We wrapped the prison scene, and Tim and Ben returned to Iowa. Pat was working on two major fight scenes with Mike and Oakley and had sequenced them out in steps.

The first was between a bad guy, played by Stefanos Miltsakakis, and Paul, in a trailer down by the beach. It was going to be brutal, smashing the trailer to pieces, breaking windows, and generally tearing shit up. The second fight was to be filmed later, at a set the construction guys were building out in the desert, colloquially called Split-Rock in the script. That one would be Paul versus Pat, Rory Markham, and Robbie Lawler. They joined us on set, Robbie utterly laconic, while Rory was more excited; he shamefacedly admitted he’d taken acting classes in Chicago.

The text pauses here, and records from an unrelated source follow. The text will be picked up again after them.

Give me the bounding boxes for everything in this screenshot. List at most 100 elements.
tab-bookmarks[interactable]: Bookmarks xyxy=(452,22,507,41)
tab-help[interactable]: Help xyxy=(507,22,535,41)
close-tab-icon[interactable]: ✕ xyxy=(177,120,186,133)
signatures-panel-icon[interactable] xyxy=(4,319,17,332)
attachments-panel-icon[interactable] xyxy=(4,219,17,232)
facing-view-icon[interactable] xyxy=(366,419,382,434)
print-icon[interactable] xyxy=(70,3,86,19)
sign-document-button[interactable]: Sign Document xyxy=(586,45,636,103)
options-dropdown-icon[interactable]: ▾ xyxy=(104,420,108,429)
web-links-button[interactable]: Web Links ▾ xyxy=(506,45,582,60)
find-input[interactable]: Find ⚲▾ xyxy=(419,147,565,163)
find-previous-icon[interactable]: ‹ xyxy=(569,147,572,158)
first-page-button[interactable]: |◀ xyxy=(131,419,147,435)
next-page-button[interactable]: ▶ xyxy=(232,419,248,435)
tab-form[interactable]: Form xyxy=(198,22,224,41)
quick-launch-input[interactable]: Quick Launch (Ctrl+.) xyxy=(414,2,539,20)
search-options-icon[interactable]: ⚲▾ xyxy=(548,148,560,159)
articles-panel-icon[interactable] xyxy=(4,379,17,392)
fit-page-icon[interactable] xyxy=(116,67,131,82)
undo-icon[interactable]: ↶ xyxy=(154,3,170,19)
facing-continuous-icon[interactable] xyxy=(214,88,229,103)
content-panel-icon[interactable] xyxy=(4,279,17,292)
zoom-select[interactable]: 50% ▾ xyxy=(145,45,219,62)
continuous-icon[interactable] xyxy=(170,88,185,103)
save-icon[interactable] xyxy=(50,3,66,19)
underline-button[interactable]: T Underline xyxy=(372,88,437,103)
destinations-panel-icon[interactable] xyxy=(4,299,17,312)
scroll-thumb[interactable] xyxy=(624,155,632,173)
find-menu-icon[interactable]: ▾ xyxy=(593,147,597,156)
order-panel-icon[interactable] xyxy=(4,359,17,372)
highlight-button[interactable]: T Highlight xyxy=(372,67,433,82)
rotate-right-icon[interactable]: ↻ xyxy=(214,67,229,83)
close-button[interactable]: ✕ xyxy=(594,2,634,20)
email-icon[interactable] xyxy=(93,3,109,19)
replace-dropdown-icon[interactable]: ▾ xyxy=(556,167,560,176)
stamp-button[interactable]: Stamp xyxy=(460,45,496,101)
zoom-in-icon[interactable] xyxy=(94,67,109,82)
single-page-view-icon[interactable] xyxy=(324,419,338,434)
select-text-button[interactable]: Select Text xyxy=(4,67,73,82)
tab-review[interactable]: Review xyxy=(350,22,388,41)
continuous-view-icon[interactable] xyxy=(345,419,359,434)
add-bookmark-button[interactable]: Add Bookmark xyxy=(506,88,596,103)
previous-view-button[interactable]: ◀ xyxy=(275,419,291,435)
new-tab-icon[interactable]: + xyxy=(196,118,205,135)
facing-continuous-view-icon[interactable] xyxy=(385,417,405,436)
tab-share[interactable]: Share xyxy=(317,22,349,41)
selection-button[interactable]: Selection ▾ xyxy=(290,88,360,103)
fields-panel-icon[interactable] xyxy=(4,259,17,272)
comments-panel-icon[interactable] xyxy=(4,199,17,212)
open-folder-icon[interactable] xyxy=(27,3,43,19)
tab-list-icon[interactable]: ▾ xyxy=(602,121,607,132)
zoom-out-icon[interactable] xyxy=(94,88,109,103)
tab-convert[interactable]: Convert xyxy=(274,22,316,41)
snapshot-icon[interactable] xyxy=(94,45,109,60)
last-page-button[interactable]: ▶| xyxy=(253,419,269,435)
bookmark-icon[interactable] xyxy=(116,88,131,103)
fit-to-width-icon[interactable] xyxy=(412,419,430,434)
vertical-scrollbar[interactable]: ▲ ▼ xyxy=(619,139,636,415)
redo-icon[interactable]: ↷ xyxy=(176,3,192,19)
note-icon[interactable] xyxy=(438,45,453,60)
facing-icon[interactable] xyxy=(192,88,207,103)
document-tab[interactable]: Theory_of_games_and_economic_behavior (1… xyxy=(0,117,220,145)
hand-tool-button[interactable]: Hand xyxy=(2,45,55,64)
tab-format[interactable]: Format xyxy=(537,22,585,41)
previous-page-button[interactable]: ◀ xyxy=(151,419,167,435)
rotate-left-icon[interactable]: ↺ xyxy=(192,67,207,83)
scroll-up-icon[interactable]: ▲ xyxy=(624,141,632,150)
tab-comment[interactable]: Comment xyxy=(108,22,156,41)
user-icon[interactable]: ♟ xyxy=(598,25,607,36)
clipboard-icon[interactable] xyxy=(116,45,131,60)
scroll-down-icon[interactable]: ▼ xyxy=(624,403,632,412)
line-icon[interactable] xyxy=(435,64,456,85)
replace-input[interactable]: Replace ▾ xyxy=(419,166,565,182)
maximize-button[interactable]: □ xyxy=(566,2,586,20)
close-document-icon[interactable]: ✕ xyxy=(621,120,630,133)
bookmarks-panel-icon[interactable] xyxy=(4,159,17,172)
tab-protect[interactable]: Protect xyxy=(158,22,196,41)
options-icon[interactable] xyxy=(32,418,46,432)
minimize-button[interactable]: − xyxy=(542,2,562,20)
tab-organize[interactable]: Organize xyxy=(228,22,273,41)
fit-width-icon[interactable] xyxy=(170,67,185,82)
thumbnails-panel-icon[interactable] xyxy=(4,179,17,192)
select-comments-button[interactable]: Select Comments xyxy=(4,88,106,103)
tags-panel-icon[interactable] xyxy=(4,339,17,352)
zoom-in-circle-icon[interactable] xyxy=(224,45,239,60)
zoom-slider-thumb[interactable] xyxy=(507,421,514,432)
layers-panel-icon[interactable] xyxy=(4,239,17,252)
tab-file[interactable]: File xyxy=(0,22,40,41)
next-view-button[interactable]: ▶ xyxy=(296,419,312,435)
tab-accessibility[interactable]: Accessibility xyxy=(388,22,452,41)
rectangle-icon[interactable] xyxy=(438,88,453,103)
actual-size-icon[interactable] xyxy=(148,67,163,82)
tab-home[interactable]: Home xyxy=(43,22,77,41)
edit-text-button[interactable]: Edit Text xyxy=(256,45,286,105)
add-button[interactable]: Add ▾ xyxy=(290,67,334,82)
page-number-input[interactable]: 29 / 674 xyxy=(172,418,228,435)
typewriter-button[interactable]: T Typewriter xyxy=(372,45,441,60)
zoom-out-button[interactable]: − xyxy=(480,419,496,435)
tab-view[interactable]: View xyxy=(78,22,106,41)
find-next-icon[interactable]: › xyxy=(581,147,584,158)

Stefanos was a fascinating character, a massive, craggy man who had played bad guys in several Van Damme movies but was also a real fighter; he was 5–0 in MMA. John Herzfeld had seen him fight in Los Angeles and hired him to be in his movie. He was Greek and had been on the Greek Olympic wrestling team in 1984. He’d trained with Rickson Gracie and had won
vale tudo
fights in Brazil. He was educated, European; he told me I had to read Emile Zola’s
Nana
, and I promised him I’d get right on it. He also looked great, an unbelievably rough, handsome, leonine face, massive hands, the steely blue eyes of a German U-boat commander. He was great for movies. He was forty-five and looking for a shot at the UFC. He had a deep respect for Pat, as well as lot of his own ideas about how the fights should go—some were good, and some weren’t. He wanted to maybe kick the gun out of Paul’s hand, but Mike shook his head: “That’s a little
Charlie’s Angels
for me.” There was a move that eventually got cut of Paul banging a pot on Stefanos’s head; Mike felt it was slapstick and said, “I didn’t know we were making a comedy,” and Stefanos replied immediately, “We’re not making Shakespeare.”

Fighters watch movie fights and are experts of a kind; they know what they like, and they know what a real fight is like. When Pat started working with Paul and Oakley, he wasn’t teaching them movie fighting, he was teaching them real fighting—the basics: footwork, balance, keep your hands up. Pat knew you had to teach feet first. “The arms are the chisel and the body’s the hammer,” he’d say, and you have to move your feet to swing that hammer. What Pat and I had to learn was movie fighting.

“The difference between movie fighting and real fighting—the big difference—is that in a movie fight, the guy
getting
hit is more important. It’s a dance, you have to have a good partner or the fight won’t work. The person getting hit—he’s got to sell it. Or it looks fake,” Mike told us.

Oleg Taktarov had a funny story about that: He was doing a Russian film, and one of the extras told him that he really admired him and was thrilled to be working with him; in a scene where Oleg was getting beaten by five or six guys, that same extra kicked him in the face, hard, trying to make the scene look real. Oleg laughed and said, “That was the only kick that looked fake, because it surprised me so I didn’t react properly.”